En el caso de no existir ni tiempo ni recursos para leer las versiones originales, me parece que es importante también utilizar extractos en contextos educacionales. Ya que no podíamos leer a Don Quijote completo en el colegio, podríamos haber leído un pequeño extracto del original. Ya que no podíamos leer Cumbres Borrascosas entero, podríamos haber leído – además de la versión reducida, quizá – extractos del manuscrito original.

Las versiones reducidas son útiles, pero no son comparables con las obras originales y completas. Por lo mismo, me parece crucial que educadores (acá me sale todo lo de futura profesora) no se olviden de mencionar esto en el aula y además de utilizar fragmentos de la obra original (en caso de no poder estudiar en su totalidad quizá otra obra original de similar importancia) destacar que la versión reducida no es lo mismo que la original, y fomentar la lectura de las versiones completas.

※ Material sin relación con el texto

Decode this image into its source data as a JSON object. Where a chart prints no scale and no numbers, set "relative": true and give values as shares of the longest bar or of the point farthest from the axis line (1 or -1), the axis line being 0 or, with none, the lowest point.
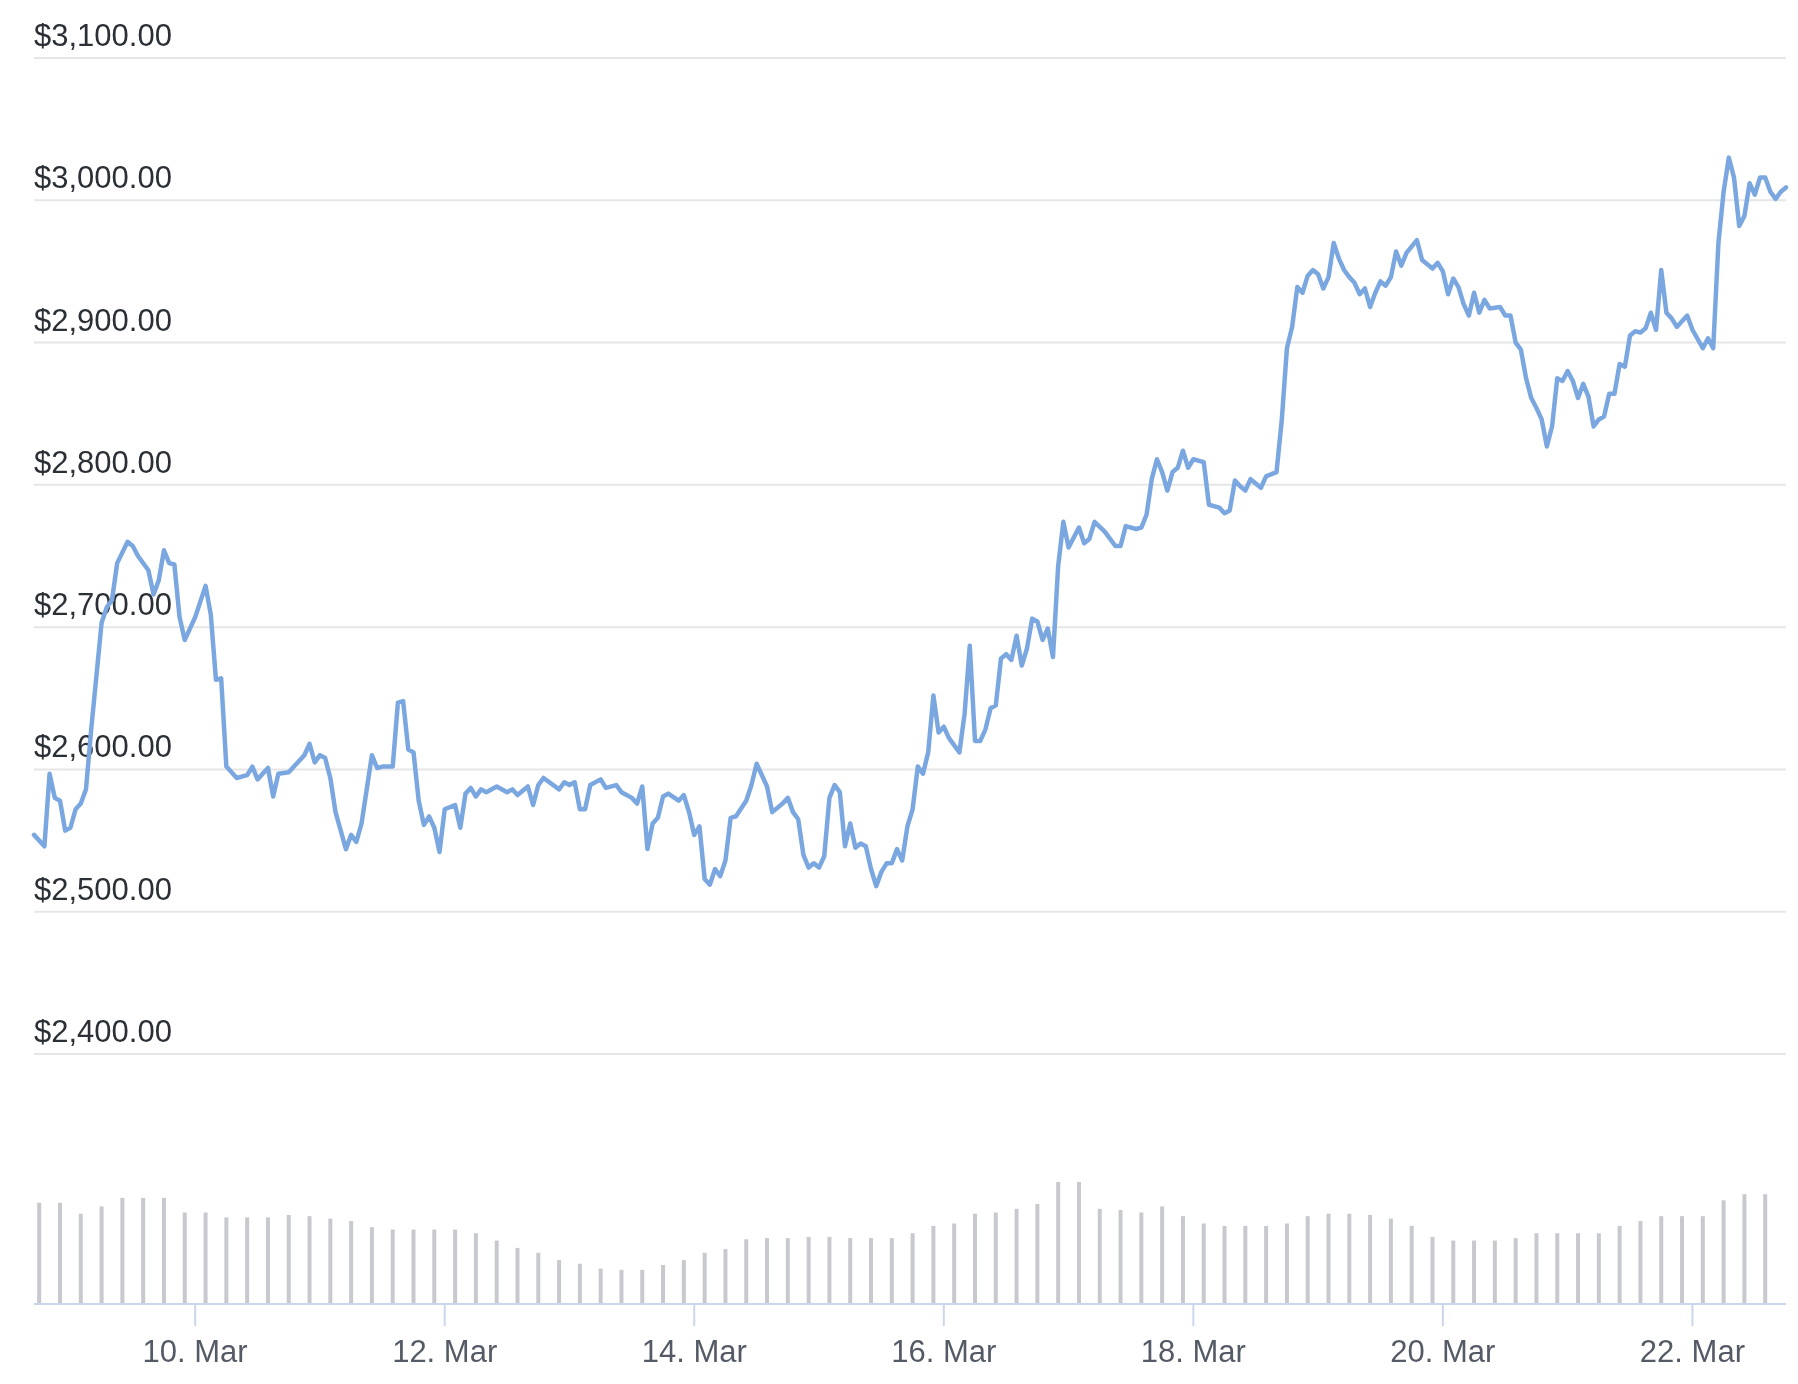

Con esto termino (fiuf, por fin Cata). Espero no haberlos aburrido mucho, y desde ya les agradezco por leer en caso de haber llegado hasta aquí, prácticamente el final del texto. Antes de despedirme y desearles una semana supercachilupi, quisiera insistir en mis agradecimientos a sus bellos comentarios tanto acá, como en Twitter, como en Instagram, como en Tumblr, como en Facebook, como en todas partes<3 últimamente me han estado llegando hartos comentarios diciendo que mi blog los ha motivado a querer leer, y quisiera hacerles saber que no existe cosa que me haga sentir más feliz y motivada que sentir que lo que escribo le llega y es interesante y útil a alguien. Por lo que realmente me alegro infinitamente por las personas que han vuelto (o comenzado) a leer después de encontrarse con mi blog y les mando un abrazo gigantorme y las invito a contarme de sus lecturas.

También los invito a dejarme su opinión sobre todo lo que escribí ¿qué opinan de las traducciones? ¿qué opinan de las versiones reducidas? ¿qué opinan de la traducción de nombres?